Compliance Monitoring as an Impactful Mechanism of AI Safety Policy

CAISID

Important pre-read notes & definitions:

Some of this post is anecdotal as someone who works in this industry. Further research is needed to gather concrete quantitative evidence.

Some examples have been left intentionally vague due to NDAs or risks of litigation. Happy to answer some queries with more details in inbox.

In a rush? See tl;dr bullet list “Key Points” and “Key Takeaways” at the end of the post.

“AI Safety” is used in this post with its public, not EA-specific, definition.

“High-Risk AI” is defined here as an AI system developed or used in a way which is capable of causing harm to large numbers of people or property if used incorrectly. Examples include surveillance, justice, military, space, or healthcare. Though x-risk obviously applies here, it is not the focus of this post.

Introduction

In industries where mistakes can cost lives or cause large-scale damage to people or the environment (think nuclear power or air travel), all parties involved must not only obey very strict rules but collect large amounts of evidence about how exactly they obeyed the rules. This occurs at every stage of a process. These rules can come from laws, regulations, standards, and various other sources of varying strictness. The end result of this is much safer, more rigorously vetted systems and clusters of systems. This is called Compliance Monitoring (or just Compliance). If Law is the ‘what’, then Compliance is the ‘how’.

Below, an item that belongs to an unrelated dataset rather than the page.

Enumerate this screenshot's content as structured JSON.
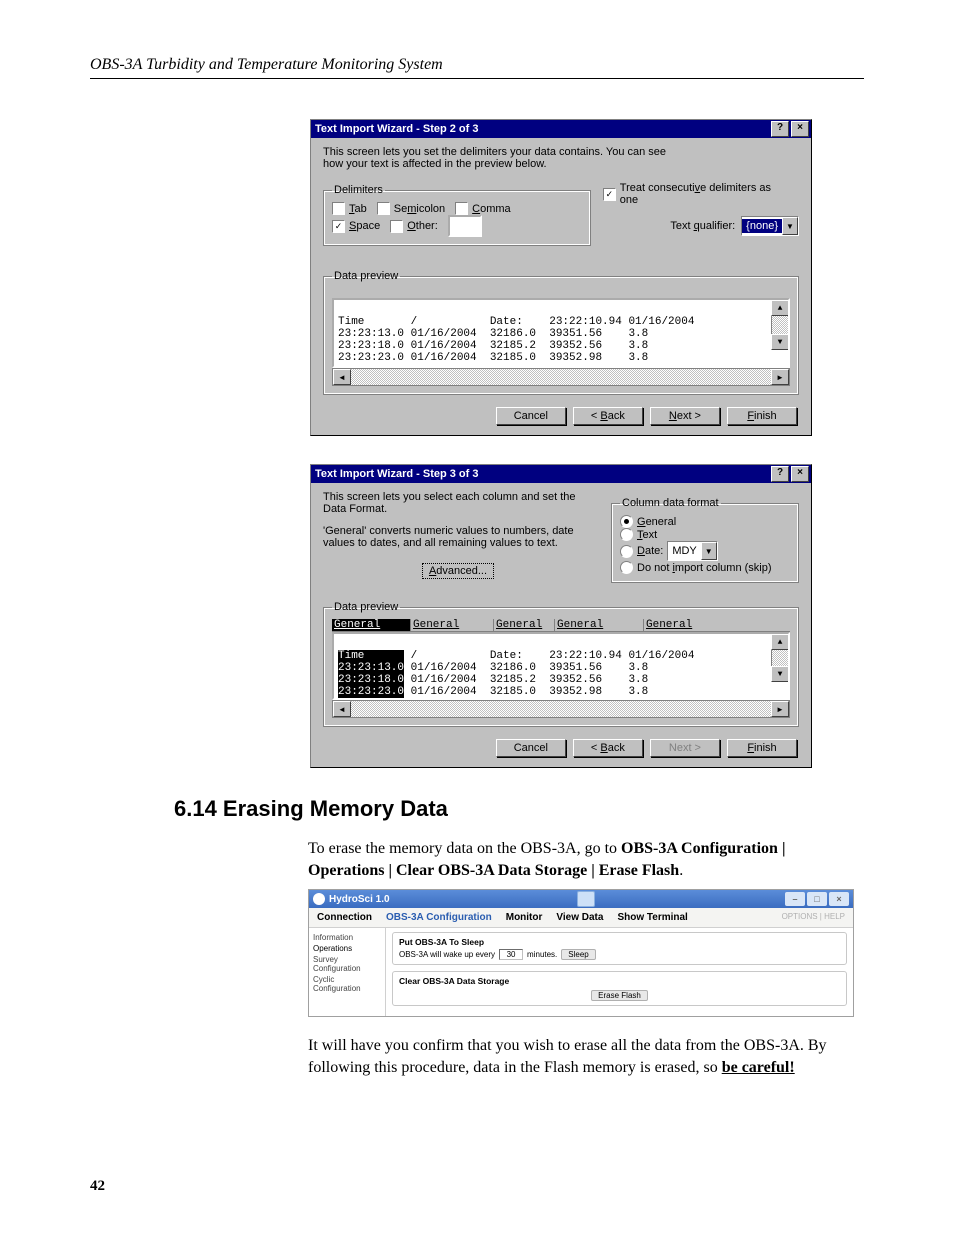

It also enables companies to demonstrate rule-following (compliance) if asked - for example during an audit or a court case. Having detailed records is very useful.

Despite this, the policy landscape in AI is such that compliance monitoring is still haphazard and is rarely undertaken in a serious manner by organisations. Some organisations have high-risk models, but as they are not in highly regulated industries they often lack the requirement and staffing to create proper processes. Some sell high-risk AIs into other industries without much regulatory oversight.

Compliance monitoring is also not an area subject to much research, either within EA or without. This post hopes to explore this in a simple, jargon-free manner, and suggest further useful research.

Compliance Monitoring in Highly Regulated Industries

Different industries require different levels of compliance monitoring. Even within those industries, the level expected can differ. Take the food industry for a simple example.

A local cafe will be expected to collect and keep fewer pieces of evidence than a large frozen food factory. There is no set level by size, but it scales to level of risk and level of oversight. The cafe will keep records of accidents, deliveries, expiry dates and records of hygiene inspections. The factory however will have more equipment, more employees, more regular shipments, more output, and their food ultimately impacts far more customers (and more remotely) than the cafe - so their compliance recordkeeping will most likely be more burdensome. Their customers will also likely be primarily other businesses and are therefore much more likely to have their compliance evidence requested by those they sell to than a cafe is. The factory is however also more likely to have compliance support from specialised staff.

In highly regulated industries, for example the nuclear sector, compliance monitoring is nothing short of a colossal undertaking - often with entire teams of specialists working full time on making sure everything is safe and legal. Inspections can come at any time, and the consequences for failing one are tremendous.

There are dozens of licences, inspections, reports, and more required by law. Such sites as nuclear power plants also require vast amounts of supplies and resources, many of which are also controlled by their own regulatory regimes, and therefore there is much to keep track of. Even when buying equipment in, that external supplier needs to provide their own compliance evidence as part of that supply chain, which is then checked by the plant’s compliance team. With major projects such as build space shuttles, debates between compliance teams can span years before a project even starts. Fortunately, the nuclear industry also attracts many highly specialised people who are experts in such compliance. The industry can also afford these people.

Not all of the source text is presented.